Enver Abilerin, Hocamız Hüseyin Hilmi Işık Efendi “rahmetullahi aleyh” hakkında buyurdukları sözlerden bazıları :
97-
- Mübârekler buyurdular ki; Kardeşim, Allahü teâlâ bir mü’mine şu dört şeyi vermiş ise, ona her şeyi vermişdir. Ondan dahâ bahtiyâr, ondan dahâ şanslı kimse yokdur, olamaz, buyurdular. Birincisi, insan yaratmışdır. Çünki, bütün mahlûkları Allahü teâlâ yaratmışdır. Bütün bu mahlûkların arasından, her cins mahlûkun arasından mümtâz kıldığı insan olarak bizi yaratmışdır. Sonra, yüzyirmidörtbinden fazla veyâ noksan Peygamberler gelmişdir. Onlardan birinin ümmeti yapabilirdi. Veyâhud da Afrika’da, Amerika’da, şurada burada dünyâya getirebilirdi. Fekat müslimân yapdı ve ümmet-i Muhammedden eyledi. Böyle bir Peygambere ümmet olmak, çok kıymetlidir. Benî İsrâîl’in Peygamberleri dahî bu ümmetden olmağı istemişler. Bu müslimânlar arasından da Ehl-i sünnet vel cemâ’at fırkasından yaratdı. Diğerleri bid’at sebebi ile, küfr sebebi ile, Cehenneme uğrayacaklardır. Fekat Ehl-i sünnet vel cemâ’at i’tikâdı, hazreti Peygamberin ‘aleyhissalâtü vesselâm’, Eshâb-ı kirâmın îmânı ve i’tikâdıdır. Bindörtyüz sene sonra bu, bize nasîb oldu. Bu ne büyük bir şans, bu ne büyük bir ni’metdir. Dördüncüsü, Allahü teâlâ ancak çok sevdiği, çok mümtâz kıldığı, çok ayırd etdiği kullarına nasîb eder, o da sevgili bir dostunu ona tanıtır. Sevdiği bir dostunu tanıtmak, aynı Eshâb-ı kirâma hazret-i Peygamberi ‘aleyhissalâtü vesselâm’ tanıtması gibidir.

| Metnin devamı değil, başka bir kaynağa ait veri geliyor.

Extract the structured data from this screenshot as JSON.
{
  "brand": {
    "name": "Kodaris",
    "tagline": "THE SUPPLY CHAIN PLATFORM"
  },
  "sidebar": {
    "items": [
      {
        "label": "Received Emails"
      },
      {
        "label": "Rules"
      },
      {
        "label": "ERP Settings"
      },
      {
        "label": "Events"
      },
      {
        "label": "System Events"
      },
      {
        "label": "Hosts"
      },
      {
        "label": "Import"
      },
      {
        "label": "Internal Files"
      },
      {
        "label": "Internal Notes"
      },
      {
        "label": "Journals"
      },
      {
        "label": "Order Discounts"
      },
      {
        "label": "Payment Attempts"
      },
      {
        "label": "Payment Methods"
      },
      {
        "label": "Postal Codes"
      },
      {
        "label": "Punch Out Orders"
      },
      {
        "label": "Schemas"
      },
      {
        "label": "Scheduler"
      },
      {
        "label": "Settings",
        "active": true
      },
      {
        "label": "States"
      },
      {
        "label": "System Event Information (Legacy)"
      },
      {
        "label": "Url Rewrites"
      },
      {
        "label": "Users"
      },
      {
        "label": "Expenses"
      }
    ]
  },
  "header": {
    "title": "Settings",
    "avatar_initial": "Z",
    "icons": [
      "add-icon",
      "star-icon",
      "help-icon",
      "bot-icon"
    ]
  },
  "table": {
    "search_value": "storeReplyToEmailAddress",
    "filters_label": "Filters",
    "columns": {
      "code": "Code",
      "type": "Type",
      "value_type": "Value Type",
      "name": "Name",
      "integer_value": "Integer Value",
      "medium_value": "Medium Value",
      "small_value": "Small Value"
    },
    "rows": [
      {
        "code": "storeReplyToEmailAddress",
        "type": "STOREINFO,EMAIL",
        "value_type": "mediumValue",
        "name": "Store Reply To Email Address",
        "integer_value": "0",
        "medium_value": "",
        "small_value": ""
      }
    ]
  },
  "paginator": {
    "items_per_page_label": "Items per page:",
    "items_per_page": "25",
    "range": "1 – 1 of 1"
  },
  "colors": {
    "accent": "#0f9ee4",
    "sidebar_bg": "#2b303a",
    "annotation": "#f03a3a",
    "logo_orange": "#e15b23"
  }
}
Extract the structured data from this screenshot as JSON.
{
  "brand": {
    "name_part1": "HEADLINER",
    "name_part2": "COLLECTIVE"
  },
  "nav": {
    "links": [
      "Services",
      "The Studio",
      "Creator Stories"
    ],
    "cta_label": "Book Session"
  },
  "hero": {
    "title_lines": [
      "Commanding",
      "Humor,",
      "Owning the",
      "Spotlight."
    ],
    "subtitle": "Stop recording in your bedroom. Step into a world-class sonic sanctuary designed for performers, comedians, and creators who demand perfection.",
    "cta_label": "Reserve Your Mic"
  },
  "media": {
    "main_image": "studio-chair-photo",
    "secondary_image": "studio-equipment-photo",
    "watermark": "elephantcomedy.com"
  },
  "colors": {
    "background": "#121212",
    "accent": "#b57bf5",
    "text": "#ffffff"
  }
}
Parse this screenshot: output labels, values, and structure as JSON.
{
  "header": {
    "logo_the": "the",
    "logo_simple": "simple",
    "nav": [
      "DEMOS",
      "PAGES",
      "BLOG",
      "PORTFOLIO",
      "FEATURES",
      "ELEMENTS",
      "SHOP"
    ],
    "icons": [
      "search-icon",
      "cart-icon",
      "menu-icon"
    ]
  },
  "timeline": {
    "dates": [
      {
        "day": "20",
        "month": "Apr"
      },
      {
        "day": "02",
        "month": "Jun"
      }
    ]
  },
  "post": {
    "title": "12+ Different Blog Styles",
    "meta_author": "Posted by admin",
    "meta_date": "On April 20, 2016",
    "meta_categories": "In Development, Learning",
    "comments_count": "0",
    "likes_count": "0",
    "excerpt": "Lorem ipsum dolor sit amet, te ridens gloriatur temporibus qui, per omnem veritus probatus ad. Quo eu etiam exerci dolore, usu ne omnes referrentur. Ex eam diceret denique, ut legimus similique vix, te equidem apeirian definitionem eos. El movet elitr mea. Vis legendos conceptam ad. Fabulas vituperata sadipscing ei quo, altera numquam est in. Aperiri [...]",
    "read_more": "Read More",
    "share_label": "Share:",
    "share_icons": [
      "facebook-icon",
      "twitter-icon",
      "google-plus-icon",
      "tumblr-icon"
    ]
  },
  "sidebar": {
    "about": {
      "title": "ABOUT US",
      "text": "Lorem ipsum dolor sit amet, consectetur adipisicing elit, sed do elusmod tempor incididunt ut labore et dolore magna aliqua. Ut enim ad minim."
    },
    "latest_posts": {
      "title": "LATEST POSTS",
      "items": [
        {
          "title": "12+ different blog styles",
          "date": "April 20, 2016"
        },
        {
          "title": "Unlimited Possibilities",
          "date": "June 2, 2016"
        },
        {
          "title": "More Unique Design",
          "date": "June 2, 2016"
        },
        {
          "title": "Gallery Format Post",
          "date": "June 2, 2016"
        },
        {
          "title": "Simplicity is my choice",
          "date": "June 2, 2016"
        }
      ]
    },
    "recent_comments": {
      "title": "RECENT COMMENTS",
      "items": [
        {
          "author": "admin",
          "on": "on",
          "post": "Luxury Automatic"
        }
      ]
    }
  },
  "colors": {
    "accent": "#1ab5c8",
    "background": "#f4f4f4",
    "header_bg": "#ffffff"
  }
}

Sevdiği kuluna tanıtması demek, ona çok büyük ni’metler vereceğine, Cenneti nasîb edeceğine alâmetdir. Çünki vermek istemese idi, istek vermezdi. Biz güyâ istedik, hâlbuki ne alâkası var. Onu veren Allah’dır ‘celle celâlühü’.